Outro dia me deparei com a comemoração do Dia Mundial do Gato. Nunca soube sequer que esse dia existia e até alguns meses atrás, gatos representavam um desafio e tanto. 
Por um lado, me identificava muito com o jeito solitário e silencioso deles, com um viver sem fazer barulho, com o olhar de quem olha e vê, com um andar meio imperceptível, mas que acaba indo onde quer. Com a intuição que toma a frente de tudo, com uma comunicação sem palavras. Com aquele jeito macio de se encostar quando quer carinho.

Lia, perguntava, tinha certo fascínio, mas não podia me imaginar tocando em um ou sendo tocada por um deles. Tinha o discurso pronto, quando questionada por amigos gateiros ou por quem simplesmente não os tinha como um desafio. Dizia que não suportava aquelas presas, os miados, o corpo molengo, as garras retráteis, a língua que diziam ser áspera, os saltos que dão sem aviso prévio. Só a ideia já me causava arrepios, e nem ia a lugares que tinham gatos. Gatos pulam em maçanetas e abrem portas! E tampouco não achava justo pedir que os donos os prendessem de verdade, enfim. 

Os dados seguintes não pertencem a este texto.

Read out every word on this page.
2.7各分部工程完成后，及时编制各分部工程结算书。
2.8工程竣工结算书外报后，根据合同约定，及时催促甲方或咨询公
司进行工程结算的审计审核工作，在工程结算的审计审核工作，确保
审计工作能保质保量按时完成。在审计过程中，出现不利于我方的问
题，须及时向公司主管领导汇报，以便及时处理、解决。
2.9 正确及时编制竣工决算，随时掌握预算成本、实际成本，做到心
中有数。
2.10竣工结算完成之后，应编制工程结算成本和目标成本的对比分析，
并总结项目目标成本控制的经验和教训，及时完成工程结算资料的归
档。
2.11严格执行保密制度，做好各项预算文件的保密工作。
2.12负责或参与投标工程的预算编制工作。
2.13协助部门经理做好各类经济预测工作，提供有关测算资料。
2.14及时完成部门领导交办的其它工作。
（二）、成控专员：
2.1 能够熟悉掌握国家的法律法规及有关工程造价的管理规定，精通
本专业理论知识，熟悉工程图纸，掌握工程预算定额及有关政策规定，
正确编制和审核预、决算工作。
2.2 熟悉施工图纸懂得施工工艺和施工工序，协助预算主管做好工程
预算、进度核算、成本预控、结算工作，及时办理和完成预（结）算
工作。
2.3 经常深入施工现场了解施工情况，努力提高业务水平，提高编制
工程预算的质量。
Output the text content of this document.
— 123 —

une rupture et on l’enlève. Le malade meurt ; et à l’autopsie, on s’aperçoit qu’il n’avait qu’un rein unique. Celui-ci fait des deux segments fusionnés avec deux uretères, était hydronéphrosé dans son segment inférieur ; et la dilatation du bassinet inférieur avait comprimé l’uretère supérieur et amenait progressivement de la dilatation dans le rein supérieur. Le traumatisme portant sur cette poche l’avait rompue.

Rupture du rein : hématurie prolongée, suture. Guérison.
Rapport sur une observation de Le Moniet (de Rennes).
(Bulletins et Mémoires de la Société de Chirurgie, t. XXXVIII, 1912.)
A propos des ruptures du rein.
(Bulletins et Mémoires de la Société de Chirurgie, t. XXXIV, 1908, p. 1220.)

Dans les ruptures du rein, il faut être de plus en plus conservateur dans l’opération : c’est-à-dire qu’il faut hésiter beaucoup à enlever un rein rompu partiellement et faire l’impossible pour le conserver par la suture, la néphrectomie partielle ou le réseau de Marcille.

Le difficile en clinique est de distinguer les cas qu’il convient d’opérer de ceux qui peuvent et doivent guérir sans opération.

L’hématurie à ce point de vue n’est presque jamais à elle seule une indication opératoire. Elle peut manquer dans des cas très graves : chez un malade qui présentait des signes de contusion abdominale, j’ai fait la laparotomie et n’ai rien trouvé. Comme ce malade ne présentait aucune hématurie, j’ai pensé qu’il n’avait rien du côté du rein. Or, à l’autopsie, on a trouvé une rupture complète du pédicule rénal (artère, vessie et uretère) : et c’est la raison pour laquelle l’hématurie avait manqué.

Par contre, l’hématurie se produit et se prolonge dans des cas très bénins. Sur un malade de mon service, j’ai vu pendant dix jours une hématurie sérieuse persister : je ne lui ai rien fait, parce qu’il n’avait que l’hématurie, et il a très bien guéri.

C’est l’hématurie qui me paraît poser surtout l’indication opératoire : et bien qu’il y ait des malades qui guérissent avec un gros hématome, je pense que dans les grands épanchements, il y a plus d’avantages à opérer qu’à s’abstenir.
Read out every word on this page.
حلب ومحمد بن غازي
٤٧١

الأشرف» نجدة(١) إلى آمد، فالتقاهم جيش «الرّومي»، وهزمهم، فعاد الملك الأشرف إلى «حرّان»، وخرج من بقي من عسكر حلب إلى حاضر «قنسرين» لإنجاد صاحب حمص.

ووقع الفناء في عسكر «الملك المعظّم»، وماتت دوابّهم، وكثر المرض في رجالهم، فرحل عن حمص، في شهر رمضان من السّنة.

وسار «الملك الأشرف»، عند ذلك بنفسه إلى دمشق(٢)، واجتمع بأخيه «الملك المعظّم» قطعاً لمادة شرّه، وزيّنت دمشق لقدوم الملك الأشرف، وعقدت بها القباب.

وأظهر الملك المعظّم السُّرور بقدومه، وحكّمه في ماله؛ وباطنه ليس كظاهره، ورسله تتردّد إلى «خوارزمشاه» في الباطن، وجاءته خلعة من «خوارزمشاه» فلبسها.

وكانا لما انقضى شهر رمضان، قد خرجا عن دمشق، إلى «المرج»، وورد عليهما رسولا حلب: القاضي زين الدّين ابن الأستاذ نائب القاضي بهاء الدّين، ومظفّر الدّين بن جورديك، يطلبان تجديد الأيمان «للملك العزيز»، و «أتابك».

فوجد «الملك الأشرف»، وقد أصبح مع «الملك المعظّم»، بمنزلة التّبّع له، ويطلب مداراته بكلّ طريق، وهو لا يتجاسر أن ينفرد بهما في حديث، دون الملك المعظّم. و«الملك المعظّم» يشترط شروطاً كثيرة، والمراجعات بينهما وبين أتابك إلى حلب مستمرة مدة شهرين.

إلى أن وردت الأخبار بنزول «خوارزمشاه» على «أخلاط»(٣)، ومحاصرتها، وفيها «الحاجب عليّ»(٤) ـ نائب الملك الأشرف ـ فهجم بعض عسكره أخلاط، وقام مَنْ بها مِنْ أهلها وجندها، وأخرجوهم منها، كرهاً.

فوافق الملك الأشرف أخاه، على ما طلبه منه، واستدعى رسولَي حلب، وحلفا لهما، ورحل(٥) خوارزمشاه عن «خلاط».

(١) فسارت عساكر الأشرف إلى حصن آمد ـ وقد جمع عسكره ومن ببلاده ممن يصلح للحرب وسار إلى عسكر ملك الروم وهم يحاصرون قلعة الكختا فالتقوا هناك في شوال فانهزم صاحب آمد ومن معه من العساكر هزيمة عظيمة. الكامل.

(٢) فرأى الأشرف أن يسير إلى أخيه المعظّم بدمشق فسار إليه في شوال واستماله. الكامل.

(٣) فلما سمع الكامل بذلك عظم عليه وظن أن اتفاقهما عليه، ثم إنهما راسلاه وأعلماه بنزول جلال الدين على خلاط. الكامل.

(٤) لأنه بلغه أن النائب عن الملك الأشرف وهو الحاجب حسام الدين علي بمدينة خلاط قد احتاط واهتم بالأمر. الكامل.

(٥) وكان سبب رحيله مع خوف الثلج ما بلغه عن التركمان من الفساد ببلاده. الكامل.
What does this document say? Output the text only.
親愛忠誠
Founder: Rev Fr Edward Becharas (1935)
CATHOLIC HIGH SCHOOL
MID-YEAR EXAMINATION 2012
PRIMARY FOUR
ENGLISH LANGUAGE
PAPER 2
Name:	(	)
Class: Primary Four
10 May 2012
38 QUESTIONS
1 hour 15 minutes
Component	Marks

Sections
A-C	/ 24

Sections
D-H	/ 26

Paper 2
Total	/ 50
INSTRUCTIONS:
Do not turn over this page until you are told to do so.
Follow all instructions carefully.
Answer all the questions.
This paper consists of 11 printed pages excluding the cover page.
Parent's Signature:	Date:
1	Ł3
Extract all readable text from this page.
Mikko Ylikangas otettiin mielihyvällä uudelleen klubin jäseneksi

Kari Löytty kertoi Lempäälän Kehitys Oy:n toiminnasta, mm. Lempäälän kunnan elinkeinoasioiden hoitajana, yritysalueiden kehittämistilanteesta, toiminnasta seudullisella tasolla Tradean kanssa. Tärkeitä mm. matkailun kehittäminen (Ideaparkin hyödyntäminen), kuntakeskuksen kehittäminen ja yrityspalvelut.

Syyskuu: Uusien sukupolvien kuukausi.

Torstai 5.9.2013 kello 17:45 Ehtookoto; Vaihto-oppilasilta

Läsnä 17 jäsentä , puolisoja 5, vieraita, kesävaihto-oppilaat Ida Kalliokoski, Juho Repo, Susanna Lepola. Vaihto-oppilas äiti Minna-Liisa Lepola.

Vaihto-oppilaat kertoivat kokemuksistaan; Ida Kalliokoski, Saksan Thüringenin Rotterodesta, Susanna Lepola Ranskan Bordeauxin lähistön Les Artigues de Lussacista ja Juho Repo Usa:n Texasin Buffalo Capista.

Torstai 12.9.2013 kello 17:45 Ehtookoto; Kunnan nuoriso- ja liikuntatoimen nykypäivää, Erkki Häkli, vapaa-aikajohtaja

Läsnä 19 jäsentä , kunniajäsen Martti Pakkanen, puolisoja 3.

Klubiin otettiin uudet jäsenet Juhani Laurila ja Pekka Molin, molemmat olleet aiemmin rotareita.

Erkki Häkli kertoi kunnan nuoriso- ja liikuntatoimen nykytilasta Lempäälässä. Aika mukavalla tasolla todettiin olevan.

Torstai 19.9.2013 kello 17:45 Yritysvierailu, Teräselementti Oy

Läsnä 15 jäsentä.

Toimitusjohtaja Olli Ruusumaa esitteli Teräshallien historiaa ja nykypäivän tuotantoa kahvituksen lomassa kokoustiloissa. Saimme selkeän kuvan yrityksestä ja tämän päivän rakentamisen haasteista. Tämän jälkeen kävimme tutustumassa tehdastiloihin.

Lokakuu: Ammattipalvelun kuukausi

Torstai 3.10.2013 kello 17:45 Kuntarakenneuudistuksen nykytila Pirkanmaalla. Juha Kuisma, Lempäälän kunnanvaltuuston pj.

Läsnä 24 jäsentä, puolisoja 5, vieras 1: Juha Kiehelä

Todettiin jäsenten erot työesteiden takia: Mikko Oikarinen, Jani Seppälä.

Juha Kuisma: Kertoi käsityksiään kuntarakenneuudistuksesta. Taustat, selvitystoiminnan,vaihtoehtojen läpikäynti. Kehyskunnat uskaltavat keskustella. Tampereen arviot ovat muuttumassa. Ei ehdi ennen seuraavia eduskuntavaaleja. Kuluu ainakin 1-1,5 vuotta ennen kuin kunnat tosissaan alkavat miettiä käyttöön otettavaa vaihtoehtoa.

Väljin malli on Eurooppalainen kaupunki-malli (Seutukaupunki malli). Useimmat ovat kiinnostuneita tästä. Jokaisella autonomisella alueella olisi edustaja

Até que há 10 meses, ouvi um barulho estranho perto de casa. Não parecia nada que eu conhecesse. Diziam que deveria ser um pássaro, mas eu achava que não. E assim foi durante umas duas noites. Até que durante o dia, um zumzumzum no vizinho chamou a minha atenção. O tal barulho, era um gatinho que devia ter umas três semanas, sendo ameaçado pelo cachorro da casa. Muuuitooo corajosa, pedi que minha filha fosse pegar o gatinho. Pedi que levasse um paninho para trazê-lo, pois não conseguia me imaginar pegando nele. E assim foi. Clara pegou o filhote e veio para casa. 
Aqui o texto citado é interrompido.